During the COVID-19 pandemic, diabetic and obese patients experienced higher rates of hospital admissions, severe illness, and mortality. However, vaccinations failed to provide those vulnerable populations the same level of protection against COVID-19 severity as those without diabetic and obese phenotypes. Our study aimed to investigate how diabetes mellitus (DM) impacts the immune response following vaccination including the artificially designed trimeric SARS-CoV-2 spike (S)-protein. By using two diabetic mouse models, ob/ob mice (obese, hyperglycemic, and insulin-resistant) and STZ-treated mice (insulin-deficient and hyperglycemic), we observed a significant reduction in S-protein-specific IgG antibody titer post-vaccination in both diabetic models compared to wild-type (WT) mice. Both diabetic mouse models exhibited significant abnormalities in spleen tissue, including marked reductions in splenic weight and the size of the white pulp regions. Furthermore, the splenic T-cell and B-cell zones were notably diminished, suggesting an underlying immune dysfunction that could contribute to impaired antibody production.

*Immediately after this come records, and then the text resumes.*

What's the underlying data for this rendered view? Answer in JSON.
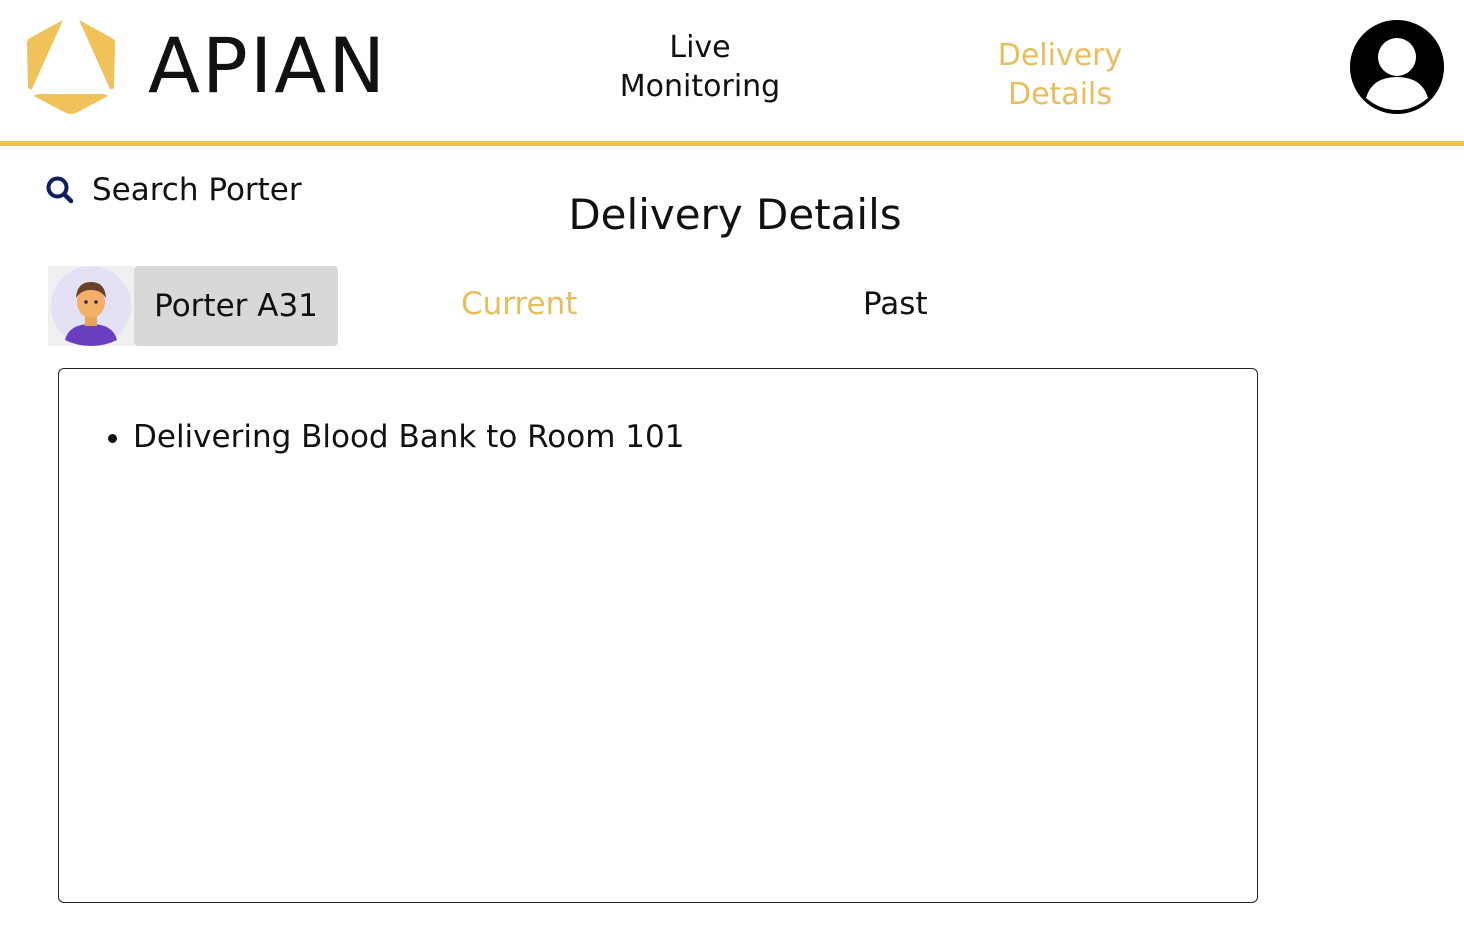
{
  "header": {
    "brand": "APIAN",
    "nav": {
      "live_line1": "Live",
      "live_line2": "Monitoring",
      "delivery_line1": "Delivery",
      "delivery_line2": "Details"
    },
    "icons": {
      "logo": "apian-logo-icon",
      "profile": "user-profile-icon"
    }
  },
  "search": {
    "label": "Search Porter",
    "icon": "search-icon"
  },
  "main": {
    "title": "Delivery Details",
    "porter": {
      "name": "Porter A31",
      "avatar": "porter-avatar-icon"
    },
    "tabs": {
      "current": "Current",
      "past": "Past",
      "active": "Current"
    },
    "deliveries": {
      "items": [
        "Delivering Blood Bank to Room 101"
      ]
    }
  },
  "colors": {
    "accent": "#EBC05D",
    "active_tab": "#E9BD5B",
    "search_icon": "#0F1E5C",
    "text": "#111111"
  }
}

Notably, vaccination with the S-protein, when paired with an optimal adjuvant, did not exacerbate diabetic cardiomyopathy, blood glucose levels, or liver function, providing reassurance about the vaccine's safety. These findings offer valuable insights into potential mechanisms responsible for the decreased persistence of antibody production in diabetic patients.